Savcı: Bu işten para aldın mı?
Ayşe Gizem Büyükköleş: Almadım.

Savcı: Hastane sahibi Ali Aksu’nun haberi var mıydı?
Ayşe Gizem Büyükköleş: Bilmiyorum.

Sanık Avukatı: Epikriz raporlarının eğitimini aldığınız halde nasıl tanımını yapamıyorsunuz?

Aile Bakanlığı Avukatı: Monitörler neden çalışmıyordu?
Ayşe Gizem Büyükköleş: Monitörlerin bazıları çalışmıyordu. Çok güven veren cihazlar değildi.

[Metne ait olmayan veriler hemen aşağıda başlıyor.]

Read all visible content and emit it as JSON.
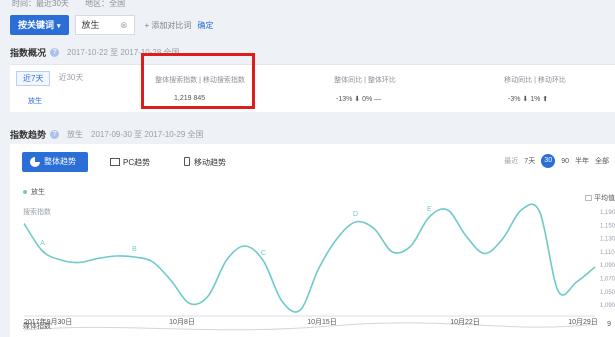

Aile Bakanlığı Avukatı: Üstlerinize ilettiniz mi?
Ayşe Gizem Büyükköleş: Ben iletmedim ama iletenler oldu

DAVANIN GEÇMİŞİ

19 HASTANE SORUMLU

Bin 400 sayfalık iddianamede, ölen 10 bebek maktul, 5 kişi müşteki, Sosyal Güvenlik Kurumu İstanbul İl Müdürlüğü suçtan zarar gören, 19 özel hastane ve sağlık şirketi 'malen sorumlu' olarak yer aldı.

582 YILA KADAR HAPİS İSTEMİ

Çete elebaşları Fırat Sarı ve İlker Gönen'in 177 yıl 6 aydan 582 yıl 9'ar aya kadar hapisle cezalandırılmaları talep edildi. Gıyasettin Mert Özdemir hakkında ise 180 yıldan 589 yıl 9 aya kadar hapis cezası istendi.
Aralarında doktor, hemşire ve sağlık görevlilerinin de bulunduğu 18 şüpheli hakkında da 10 ile 437 yıl 6 ay arasında hapis cezası talep edildi.

ESKİ BAKAN YARGILANACAK MI?

Çete'nin elebaşı olmak suçlamasıyla yargılanan doktor Fırat Sarı ilk duruşmanın 6'ncı gününde savunma yapmıştı. Sarı savunmasında özel hastane sahiplerinin yoğun bakım ünitelerinin dolması için kendisine baskı yaptığını, SGK'dan para kazanmak için 112 sistemini nasıl manipüle ettiklerinden haberdar olduklarını itiraf etti. 

Bu itirafın ardından, gözler soruşturmada adı geçen özel hastanelere ve soruşturma kapsamında kapatılan eski Sağlık Bakanı Mehmet Müezzinoğlu'nun hastanesi Avcılar Hospital'e çevrildi. Sarı'nın verdiği ifadeler doğrultusunda eski Bakan Müezzinoğlu ve diğer hastane sahiplerinin yargılanıp yargılanmayacağı bilinmiyor.